Revisi Perda Ketertiban Umum Diajukan ke DPRD

Nicky Widadio    •    Selasa, 09 Oct 2018 11:59 WIB
becak di ibu kota
Revisi Perda Ketertiban Umum Diajukan ke DPRD
Ilustrasi--Becak mangkal di kawasan Petak Sembilan, Jakarta Barat. Foto: MI/Ramdani.

Jakarta: Pemerintah Provinsi DKI Jakarta telah mengajukan revisi Peraturan Daerah Nomor 8 Tahun 2007, tentang Ketertiban Umum ke DPRD DKI Jakarta. Perda tersebut  direvisi, untuk mengakomodasi janji kampanye Gubernur DKI Anies Baswedan.

"Iya, sudah masuk ke Dewan," ujar Kepala Biro Hukum DKI Jakarta Yayan Yuhanah ketika dihubungi, Selasa, 9 Oktober 2018.

Revisi Perda 8/2007 itu telah masuk ke dalam Program Legislatif Daerah (Prolegda), sebagai salah satu yang akan direvisi tahun ini. Namun, draf revisi beserta kajiannya baru diajukan oleh Pemprov DKI beberapa waktu lalu.

Yayan enggan memaparkan substansi revisi Perda tersebut. Dia mengklaim Pemprov DKI juga telah menyertakan kajian dari usulan revisi tersebut. Kajian itu ia sebut sederhana, karena poin yang direvisi juga kecil.

"Nanti saja, kalau sudah dibahas. Ini kan kita baru usul ke DPRD. Nanti perkembangannya seperti apa, tergantung di Bapemperda (Badan Pembentukan Peraturan Daerah) nanti di DPRD," ujarnya.

Baca: DKI Tawarkan `Angin Surga` untuk Becak

Sebelumnya, Kepala Bidang Angkutan Darat Dinas Perhubungan DKI Massdes Arouffy mengakui rencana revisi Perda tentang Ketertiban Umum tersebut untuk mengakomodasi operasional becak di Jakarta.
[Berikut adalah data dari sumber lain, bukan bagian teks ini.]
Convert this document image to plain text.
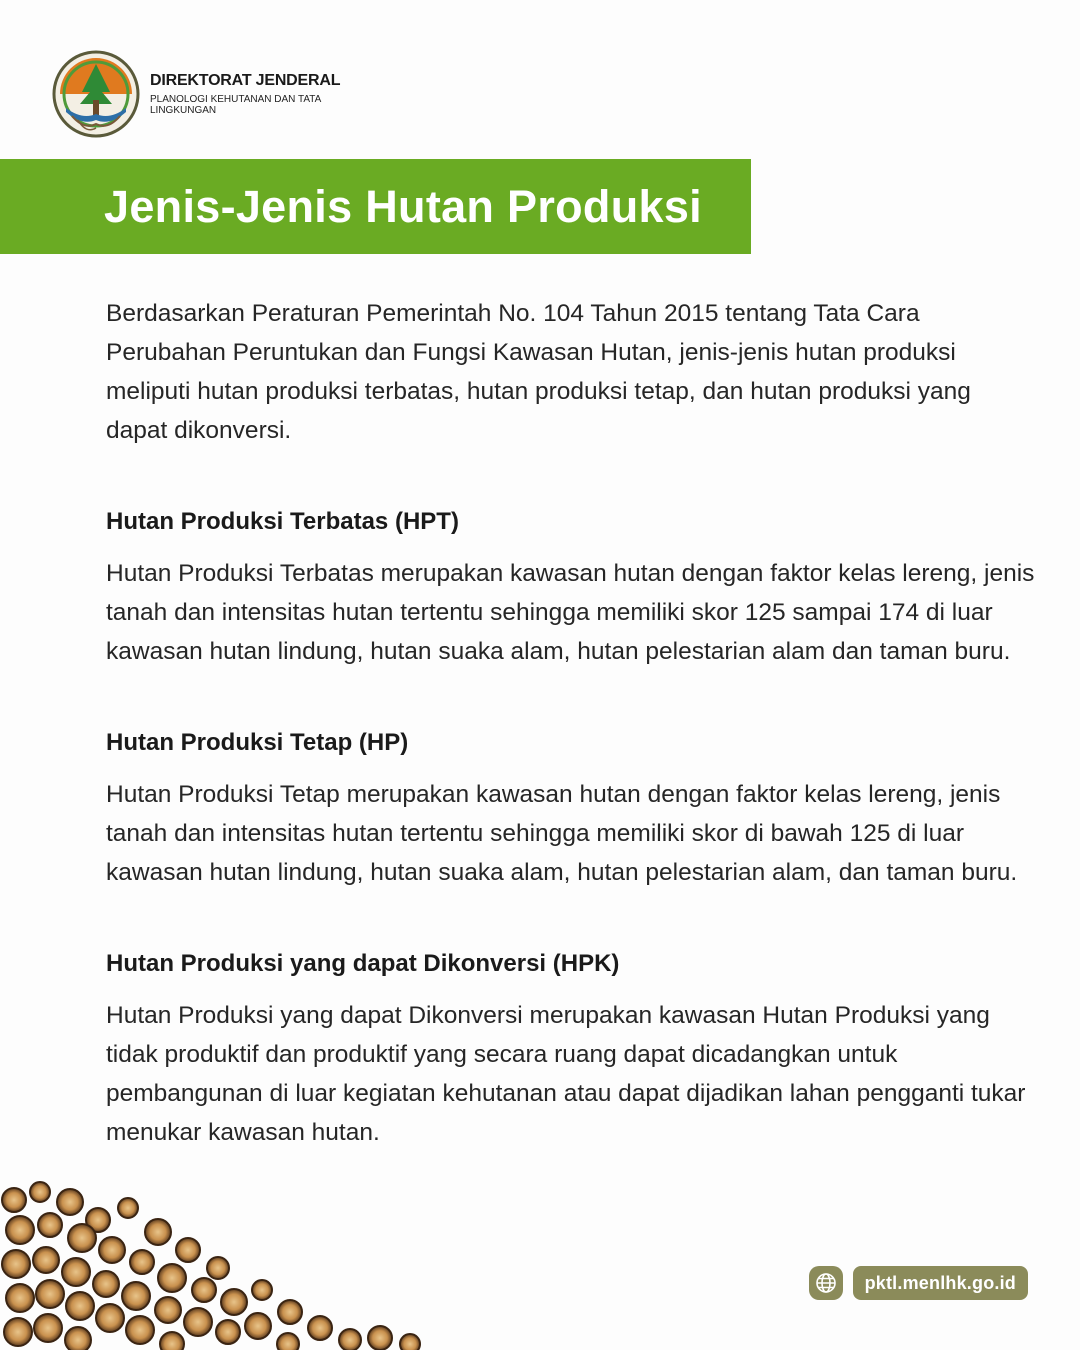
DIREKTORAT JENDERAL
PLANOLOGI KEHUTANAN DAN TATA LINGKUNGAN
Jenis-Jenis Hutan Produksi

Berdasarkan Peraturan Pemerintah No. 104 Tahun 2015 tentang Tata Cara Perubahan Peruntukan dan Fungsi Kawasan Hutan, jenis-jenis hutan produksi meliputi hutan produksi terbatas, hutan produksi tetap, dan hutan produksi yang dapat dikonversi.

Hutan Produksi Terbatas (HPT)

Hutan Produksi Terbatas merupakan kawasan hutan dengan faktor kelas lereng, jenis tanah dan intensitas hutan tertentu sehingga memiliki skor 125 sampai 174 di luar kawasan hutan lindung, hutan suaka alam, hutan pelestarian alam dan taman buru.

Hutan Produksi Tetap (HP)

Hutan Produksi Tetap merupakan kawasan hutan dengan faktor kelas lereng, jenis tanah dan intensitas hutan tertentu sehingga memiliki skor di bawah 125 di luar kawasan hutan lindung, hutan suaka alam, hutan pelestarian alam, dan taman buru.

Hutan Produksi yang dapat Dikonversi (HPK)

Hutan Produksi yang dapat Dikonversi merupakan kawasan Hutan Produksi yang tidak produktif dan produktif yang secara ruang dapat dicadangkan untuk pembangunan di luar kegiatan kehutanan atau dapat dijadikan lahan pengganti tukar menukar kawasan hutan.

pktl.menlhk.go.id
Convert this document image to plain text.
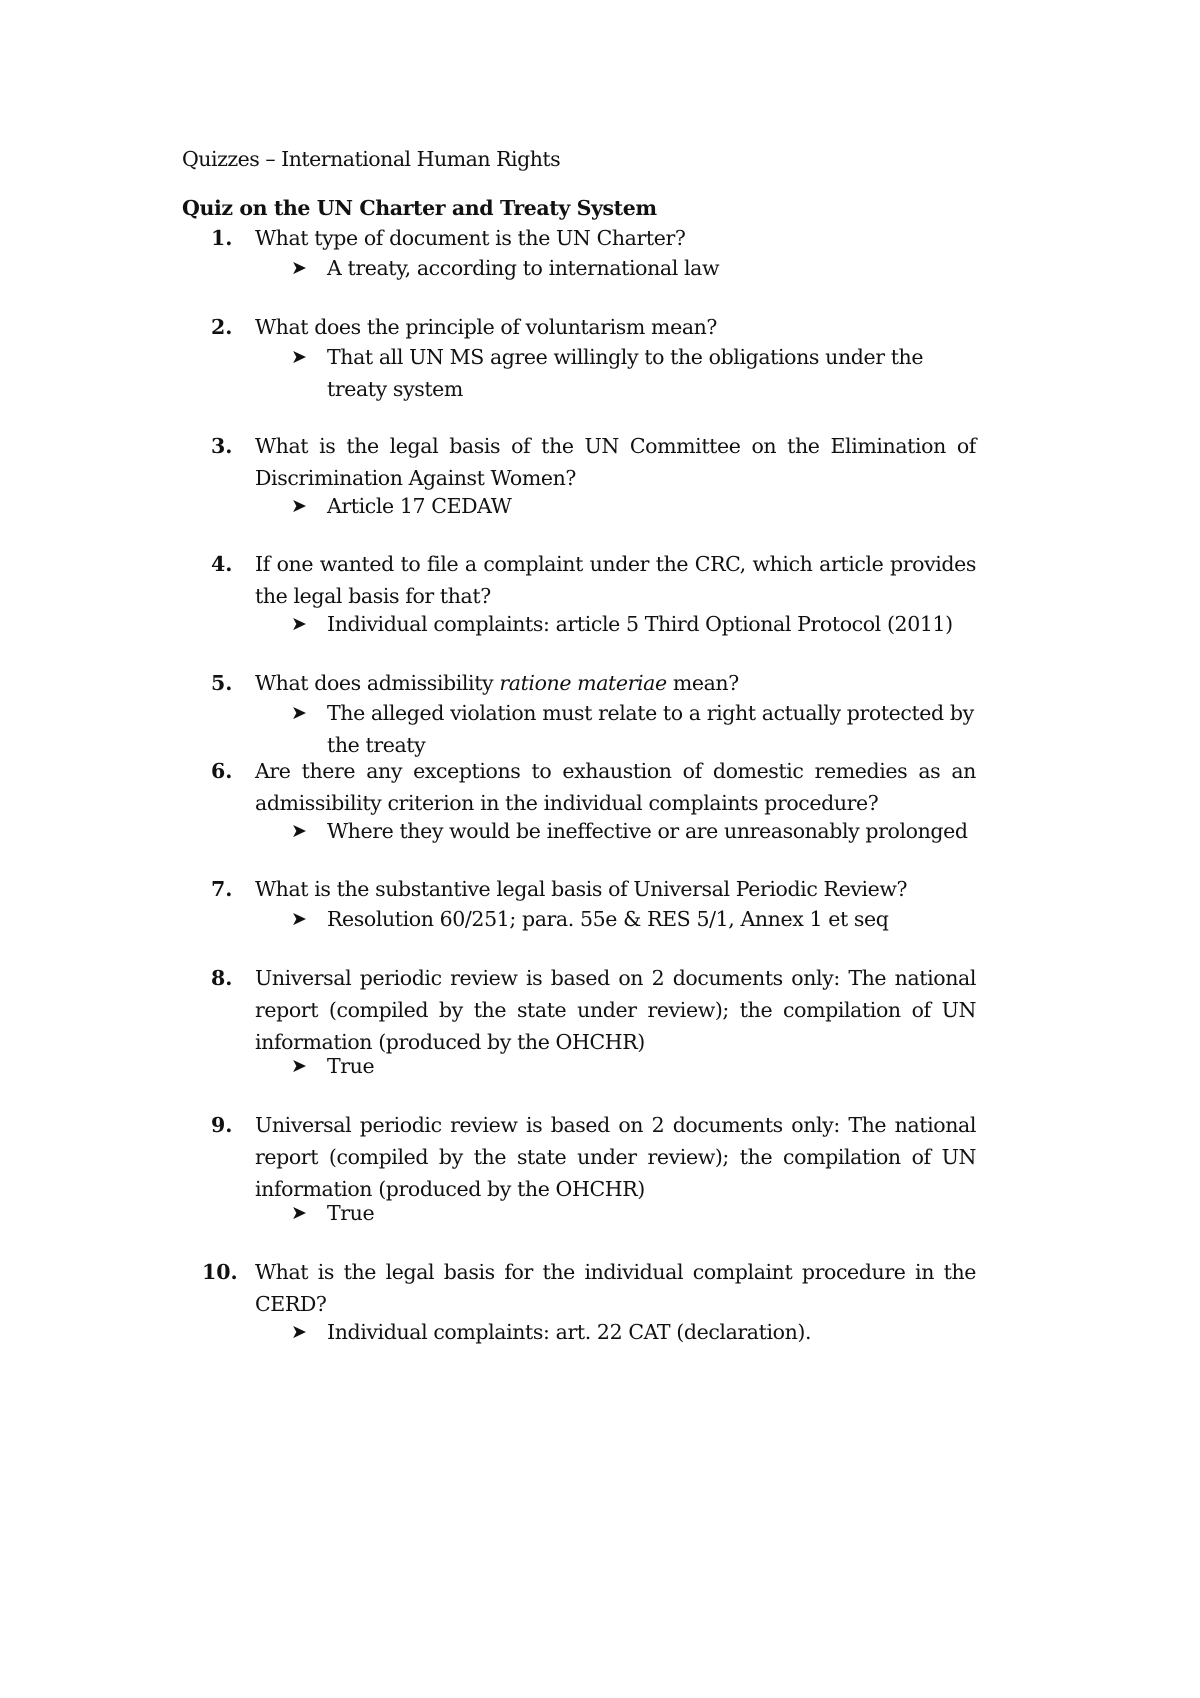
Quizzes – International Human Rights
Quiz on the UN Charter and Treaty System
1. What type of document is the UN Charter?
➤ A treaty, according to international law
2. What does the principle of voluntarism mean?
➤ That all UN MS agree willingly to the obligations under the treaty system
3. What is the legal basis of the UN Committee on the Elimination of Discrimination Against Women?
➤ Article 17 CEDAW
4. If one wanted to file a complaint under the CRC, which article provides the legal basis for that?
➤ Individual complaints: article 5 Third Optional Protocol (2011)
5. What does admissibility ratione materiae mean?
➤ The alleged violation must relate to a right actually protected by the treaty
6. Are there any exceptions to exhaustion of domestic remedies as an admissibility criterion in the individual complaints procedure?
➤ Where they would be ineffective or are unreasonably prolonged
7. What is the substantive legal basis of Universal Periodic Review?
➤ Resolution 60/251; para. 55e & RES 5/1, Annex 1 et seq
8. Universal periodic review is based on 2 documents only: The national report (compiled by the state under review); the compilation of UN information (produced by the OHCHR)
➤ True
9. Universal periodic review is based on 2 documents only: The national report (compiled by the state under review); the compilation of UN information (produced by the OHCHR)
➤ True
10. What is the legal basis for the individual complaint procedure in the CERD?
➤ Individual complaints: art. 22 CAT (declaration).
Pasalnya, ada 1685 becak yang telah didata oleh Dishub DKI dan kini beroperasi di Jakarta Utara, Jakarta Barat, dan Jakarta Timur. Ini merupakan janji kampanye Anies yang mengizinkan becak kembali beroperasi di area perkampungan. Namun, operasional becak ini belum dapat dikatakan legal karena Perda 8/2007 secara tegas melarang operasional becak di Ibu Kota.

Pasal 29 ayat (1) menyatakan setiap orang atau badan dilarang; melakukan usaha pembuatan, perakitan, penjualan dan memasukkan becak atau barang yang difungsikan sebagai becak dan/atau sejenisnya; mengoperasikan dan menyimpan becak dan/atau sejenisnya; mengusahakan kendaraan bermotor/tidak bermotor sebagai sarana angkutan umum yang tidak termasuk dalam pola angkutan umum yang ditetapkan.

Sementara pada pasal 62 ayat (3) disebutkan bahwa setiap orang atau badan yang membuat, merakit, menjual dan memasukkan becak atau barang yang difungsikan sebagai becak dan sejenisnya dan melanggar ketentuan sebagaimana dimaksud dalam Pasal 29 ayat (1) huruf a dikenakan ancaman pidana kurungan paling singkat 20 hari dan paling lama 90 hari atau denda paling sedikit Rp5 juta dan paling banyak Rp30 juta.